Quitting ain't easy. But vaping's helped millions of people to ditch traditional cigarettes.

It's widely considered less harmful than smoking tobacco - and the UK government endorses vapes as a quitting aid.

But what do you do when you want to take the next step and quit completely?

Why is vaping so addictive?

The main reason vaping gets you hooked is nicotine - the same ingredient that makes smokers crave cigarettes.

It's thought to be pretty harmless on its own, but is powerfully addictive. That's why vaping isn't recommended for non-smokers.

Nicotine creates new receptors in the brain when it enters the body, and you quickly come to associate it with feeling good.

So when you stop getting it you'll feel cravings. These tend to be worse in the first three to four days after your last dose.

According to the NHS, other withdrawal symptoms, like bad moods, are likely in the early stages of quitting.

How long does it take to quit vaping?

There's no firm answer to this - it varies for each person - but there are some things we do know.

It's technically possible to go "cold turkey" and suddenly stop vaping. But most people find this very difficult.

Experts, such as the National Centre for Smoking Cessation and Training (NCSCT), generally recommend some sort of gradual approach.

One tip for vapers is to reduce the nicotine strength of their e-liquid in two to four-week stages, working down to 0% solutions.

This can be trickier with disposable vapes, which tend to come in higher strengths.

But zero-nicotine versions are available, and the NCSCT says using one alongside your regular vape can help.
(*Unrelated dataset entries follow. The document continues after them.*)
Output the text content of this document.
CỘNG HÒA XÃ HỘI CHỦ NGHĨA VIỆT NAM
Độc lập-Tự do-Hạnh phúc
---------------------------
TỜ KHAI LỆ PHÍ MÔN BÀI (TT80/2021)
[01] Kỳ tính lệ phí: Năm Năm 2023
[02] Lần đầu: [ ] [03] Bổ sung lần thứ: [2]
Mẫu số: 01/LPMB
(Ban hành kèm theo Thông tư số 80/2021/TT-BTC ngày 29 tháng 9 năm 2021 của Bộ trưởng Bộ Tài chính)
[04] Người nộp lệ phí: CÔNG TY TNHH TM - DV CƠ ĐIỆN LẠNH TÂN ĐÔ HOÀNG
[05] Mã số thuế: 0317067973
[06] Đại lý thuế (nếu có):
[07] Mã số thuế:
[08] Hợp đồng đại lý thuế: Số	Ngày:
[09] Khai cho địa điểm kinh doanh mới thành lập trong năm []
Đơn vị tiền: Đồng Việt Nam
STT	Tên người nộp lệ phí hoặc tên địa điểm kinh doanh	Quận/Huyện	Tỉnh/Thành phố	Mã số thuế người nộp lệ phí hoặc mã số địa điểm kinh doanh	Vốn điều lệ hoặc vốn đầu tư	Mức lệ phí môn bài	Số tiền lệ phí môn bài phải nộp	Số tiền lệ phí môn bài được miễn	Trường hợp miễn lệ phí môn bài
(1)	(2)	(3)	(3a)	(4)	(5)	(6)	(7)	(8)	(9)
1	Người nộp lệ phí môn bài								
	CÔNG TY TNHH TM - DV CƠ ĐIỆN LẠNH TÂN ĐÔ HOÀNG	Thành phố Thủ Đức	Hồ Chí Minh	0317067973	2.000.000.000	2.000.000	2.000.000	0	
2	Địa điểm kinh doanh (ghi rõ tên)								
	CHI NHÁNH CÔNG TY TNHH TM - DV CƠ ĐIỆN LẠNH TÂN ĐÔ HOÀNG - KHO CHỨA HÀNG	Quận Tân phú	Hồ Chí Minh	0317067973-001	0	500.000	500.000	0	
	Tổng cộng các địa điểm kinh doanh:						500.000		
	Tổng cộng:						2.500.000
Failing that, a temporary switch to a tank-style vape, giving you access to different e-liquids, might be better.

Other reduction strategies include:

  • Extending the time between vapes

  • Taking shorter puffs (especially if you use a disposable)

  • Setting rules for yourself, like only vaping outside the home

Another option is Nicotine Replacement Therapy (NRT) - patches, gum and sprays used instead of a vape.

Nicotine pouches that go between the gum and lip are starting to appear on some shop shelves but these aren't currently recommended by the NHS.

Pull the triggers

Like smoking, if you've been vaping a long time you're likely to have formed habits around it.

Certain situations or times of day - triggers - will have got you used to reaching for your vape.

This can be hard to snap out of, so it can help to figure out what they are.

It's also a good idea to try and fill this time with something else to distract you, like exercise.

If you are a former smoker, the NCSCT says it's worth keeping a vape on hand for emergencies.

Because, if you do relapse, it's better than reaching for a cigarette.